There is no disagreement between the two about the urgent need for more space. The bill approved by the committee, chaired by Assemblyman Larry Stirling (R-San Diego), would add capacity by expanding prisons at Tehachapi, Sierra and Susanville and spreading 550 temporary beds among an abandoned California Conservation Corps facility in Tulare and at a fire camp in Los Angeles County. Another 2,900 beds would be put into gymnasiums, classrooms and day rooms at existing prisons. Moving prisoners with mental problems to Atascadero State Hospital would free 100 more beds, and all would be available by next July.
There are risks in the plan. Eliminating recreation areas could raise tensions in already-tense prisons. Some prisoner-right advocates argue that the stopgap measures could hamper rehabilitation efforts. Nor does the plan address the long-term barriers to prison construction--politics and local opposition.
For example, a 1982 act requires the construction of a state prison in Los Angeles County, where 34% of the state’s male convicts come from, but no site has been nailed down.
That prison would be part of a $1.2-billion state prison expansion program to add 19,000 beds to the system by 1989. Construction bonds were approved by voters in 1982 and 1984. Last year 3,200 beds were completed, and construction has begun on 6,000 more, according to the governor’s office--a slow pace that the Administration blames on environmental and bureaucratic hurdles. But the pace of sentencing is expected to outstrip even that ambitious plan, and the governor will ask for a new $500-million bond issue for more prison construction in November, 1986.

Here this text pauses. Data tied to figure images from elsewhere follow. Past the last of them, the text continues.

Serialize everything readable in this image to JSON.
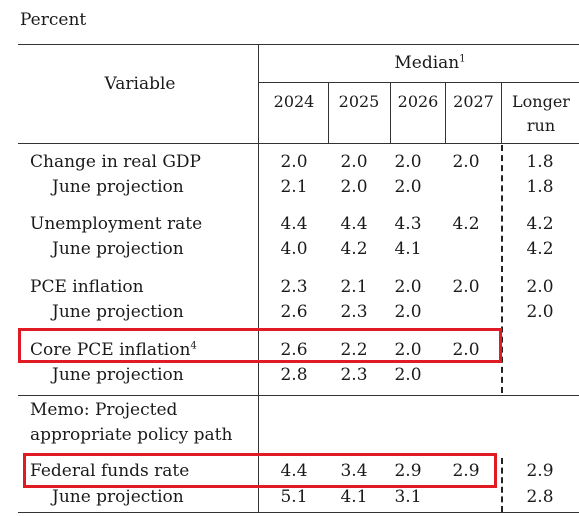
{
  "unit_label": "Percent",
  "header": {
    "variable_label": "Variable",
    "group_label": "Median",
    "group_footnote": "1",
    "columns": [
      "2024",
      "2025",
      "2026",
      "2027"
    ],
    "longer_run_line1": "Longer",
    "longer_run_line2": "run"
  },
  "rows": {
    "gdp": {
      "label": "Change in real GDP",
      "v2024": "2.0",
      "v2025": "2.0",
      "v2026": "2.0",
      "v2027": "2.0",
      "lr": "1.8"
    },
    "gdp_june": {
      "label": "June projection",
      "v2024": "2.1",
      "v2025": "2.0",
      "v2026": "2.0",
      "v2027": "",
      "lr": "1.8"
    },
    "unemp": {
      "label": "Unemployment rate",
      "v2024": "4.4",
      "v2025": "4.4",
      "v2026": "4.3",
      "v2027": "4.2",
      "lr": "4.2"
    },
    "unemp_june": {
      "label": "June projection",
      "v2024": "4.0",
      "v2025": "4.2",
      "v2026": "4.1",
      "v2027": "",
      "lr": "4.2"
    },
    "pce": {
      "label": "PCE inflation",
      "v2024": "2.3",
      "v2025": "2.1",
      "v2026": "2.0",
      "v2027": "2.0",
      "lr": "2.0"
    },
    "pce_june": {
      "label": "June projection",
      "v2024": "2.6",
      "v2025": "2.3",
      "v2026": "2.0",
      "v2027": "",
      "lr": "2.0"
    },
    "core": {
      "label": "Core PCE inflation",
      "footnote": "4",
      "v2024": "2.6",
      "v2025": "2.2",
      "v2026": "2.0",
      "v2027": "2.0",
      "lr": ""
    },
    "core_june": {
      "label": "June projection",
      "v2024": "2.8",
      "v2025": "2.3",
      "v2026": "2.0",
      "v2027": "",
      "lr": ""
    },
    "memo_line1": "Memo: Projected",
    "memo_line2": "appropriate policy path",
    "ffr": {
      "label": "Federal funds rate",
      "v2024": "4.4",
      "v2025": "3.4",
      "v2026": "2.9",
      "v2027": "2.9",
      "lr": "2.9"
    },
    "ffr_june": {
      "label": "June projection",
      "v2024": "5.1",
      "v2025": "4.1",
      "v2026": "3.1",
      "v2027": "",
      "lr": "2.8"
    }
  },
  "colors": {
    "highlight": "#e01b24",
    "rule": "#333333"
  }
}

Money alone will not solve overcrowding. Even faster planning and construction cannot help unless political roadblocks, largely rooted in local opposition to prisons, are eliminated. In the meantime, thousands of men are doubled up in solo cells or are sleeping in tents. The plan now before the Assembly could provide emergency relief, and it should be approved quickly. But the Administration and the Legislature must then work harder to roll away the political barriers for the long-term protection of public safety.